Ocurrió que el huésped de la señora Anita volvió de la cocina llevando ceremoniosamente la bandeja con la merienda de Susana. Con gestos pausados y medidos, envuelto en su quimono de seda, depositó la bandeja en la cama y se sentó al lado de Susana. Desganada como siempre y refunfuñando, la muchacha se enfrentó al gran vaso de leche de vaca y al bocadillo de pan con tomate y jamón vencida de antemano. En estos momentos yo la compadecía de veras; por la mañana ya le hacían tragarse un tazón de leche de vaca aún más grande y otro enorme bocadillo. La verdad es que las rebanadas de pan con tomate tenían siempre una pinta estupenda y pedían a gritos cómeme, Forcat las preparaba con mimo y era un sabio en estos menesteres, puedo decirlo porque más de una vez fui invitado a merendar con Susana; pero ella recibía invariablemente la bandeja con muecas de asco, y además hoy parecía muy cansada y más irritable que de costumbre, respiraba mal y a ratos se abandonaba a una somnolencia desasosegada. No quiso comer y tampoco probó la leche, a pesar de las súplicas de Forcat. La bandeja quedó sobre la cama y Susana se dedicó a cepillarse el pelo, pero lo dejó enseguida y empezó a buscar en la radio otra emisora con música. Sentado en el borde del lecho, Forcat volvió a la carga:

– Si no comes, nunca sabrás cómo llegó tu padre a Shanghai ni porqué su amigo Lévy le pidió que robara para él un libro…

– ¿Por qué le pidió eso?

– No te lo imaginas. Te va a sorprender.

Susana bajó la vista, enfurruñada. Reflexionó un rato y dijo:

– ¿Por qué no vino primero aquí, para irnos juntos? Yo entonces aún podía viajar estando enferma…
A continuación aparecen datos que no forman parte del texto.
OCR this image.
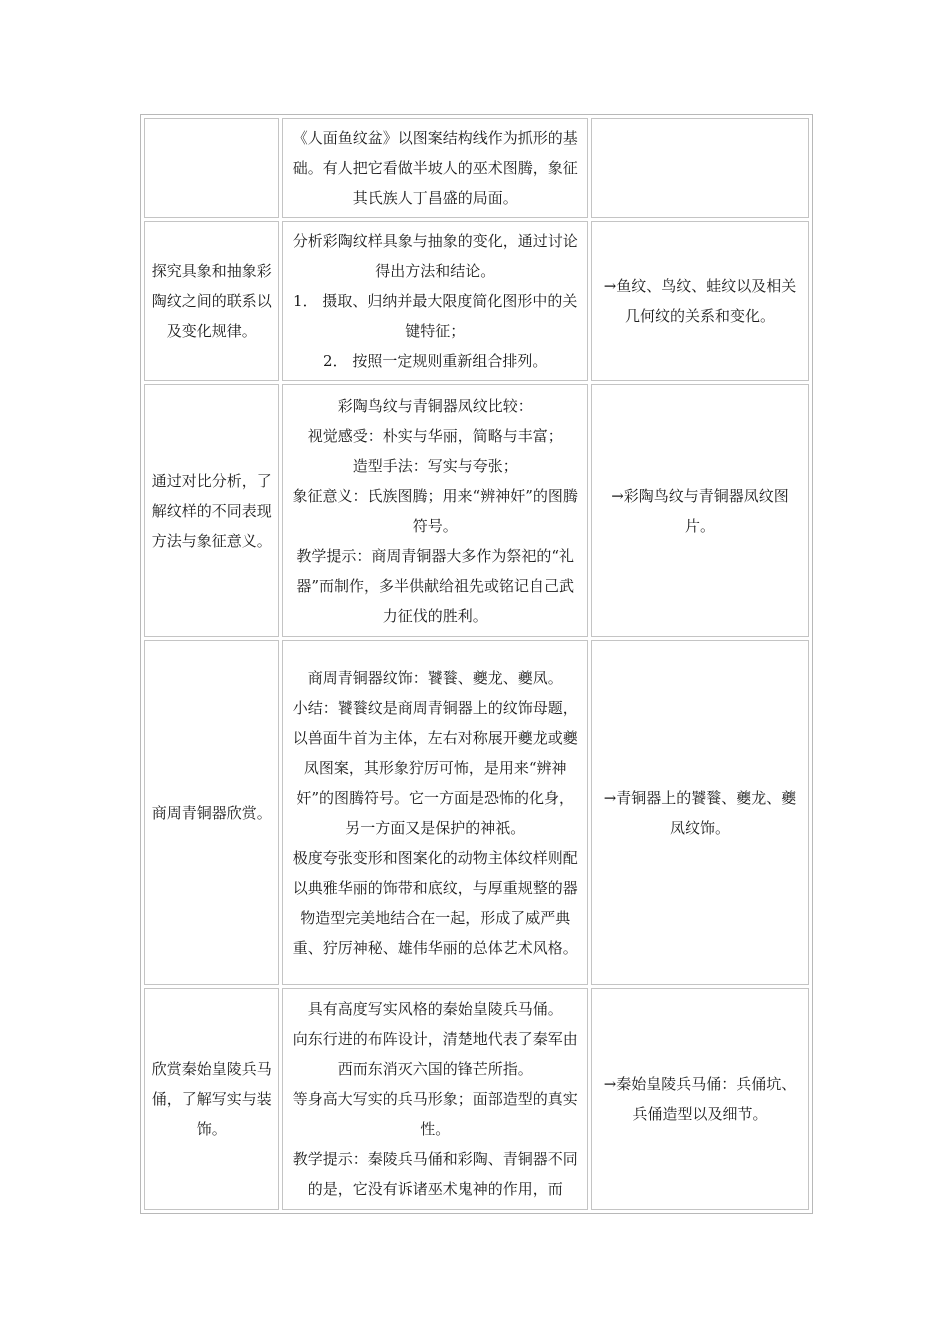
	《人面鱼纹盆》以图案结构线作为抓形的基础。有人把它看做半坡人的巫术图腾，象征其氏族人丁昌盛的局面。	

探究具象和抽象彩陶纹之间的联系以及变化规律。	分析彩陶纹样具象与抽象的变化，通过讨论得出方法和结论。
1． 摄取、归纳并最大限度简化图形中的关键特征；
2． 按照一定规则重新组合排列。	→鱼纹、鸟纹、蛙纹以及相关几何纹的关系和变化。
通过对比分析，了解纹样的不同表现方法与象征意义。	彩陶鸟纹与青铜器凤纹比较：
视觉感受：朴实与华丽，简略与丰富；
造型手法：写实与夸张；
象征意义：氏族图腾；用来“辨神奸”的图腾符号。
教学提示：商周青铜器大多作为祭祀的“礼器”而制作，多半供献给祖先或铭记自己武力征伐的胜利。	→彩陶鸟纹与青铜器凤纹图片。
商周青铜器欣赏。	商周青铜器纹饰：饕餮、夔龙、夔凤。
小结：饕餮纹是商周青铜器上的纹饰母题，以兽面牛首为主体，左右对称展开夔龙或夔凤图案，其形象狞厉可怖，是用来“辨神奸”的图腾符号。它一方面是恐怖的化身，另一方面又是保护的神祇。
极度夸张变形和图案化的动物主体纹样则配以典雅华丽的饰带和底纹，与厚重规整的器物造型完美地结合在一起，形成了威严典重、狞厉神秘、雄伟华丽的总体艺术风格。	→青铜器上的饕餮、夔龙、夔凤纹饰。
欣赏秦始皇陵兵马俑，了解写实与装饰。	具有高度写实风格的秦始皇陵兵马俑。
向东行进的布阵设计，清楚地代表了秦军由西而东消灭六国的锋芒所指。
等身高大写实的兵马形象；面部造型的真实性。
教学提示：秦陵兵马俑和彩陶、青铜器不同的是，它没有诉诸巫术鬼神的作用，而	→秦始皇陵兵马俑：兵俑坑、兵俑造型以及细节。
– No podías. Y él embarcó para una misión muy especial y peligrosa. Tenía que ir solo.

– Yo nunca he viajado en barco, pero seguro que no me mareo… Seguro.

– Te cuento el resto si te bebes la leche y pruebas a zamparte por lo menos una rebanada de pan, sólo una. Y el jamón, que es muy caro y a tu madre no le regalan el dinero. Anda, sé buena chica…

– Menos cuento, va -cortó Susana-. Sólo quiero saber una cosa.

– Qué.

– ¿Es alto mi padre?

– ¿Es que ya no te acuerdas?

– Aquella noche que vino a verme estaba agachado… -El Kim es más bien alto.

– ¿Cómo iba vestido cuando subió al barco que lo llevó a Shanghai?

Forcat escondió las manos en las mangas del quimono y ladeó la cabeza sonriendo:

– Aja, niña, eso no vale. Ya son dos las cosas que quieres saber. Tendrás que pagar. Un bocado o un sorbo de leche, escoge. -Se volvió hacia mí-. ¿No crees que si quiere satisfacer su curiosidad debe pagar, Dani?

– Claro -dije-. Se pondrá muy gorda, pero que pague. Sí, que pague.

– ¡Tú calla, mocoso, y a ver si terminas esta mierda de dibujo!

Agarró las tijeras y las blandió contra mí, pero se calmó enseguida y se puso a recortar una foto de la revista en la que se veía a Judy Garland siguiendo el camino de las baldosas amarillas. Luego tiró las tijeras sobre la cama, miró a Forcat con ojos furiosos y gritó:

– ¡Me importa un bledo ese asqueroso barco y los que van en él! ¡¿Supones acaso que me chifla todo lo que se refiere a mi padre?! ¡¿Crees que no sabemos vivir sin él en esta casa, eh?! -Forcat no dijo nada y ella añadió -: ¡Por mí ya se puede ir adonde quiera, en barco, en avión o en patinete, no le necesito para nada!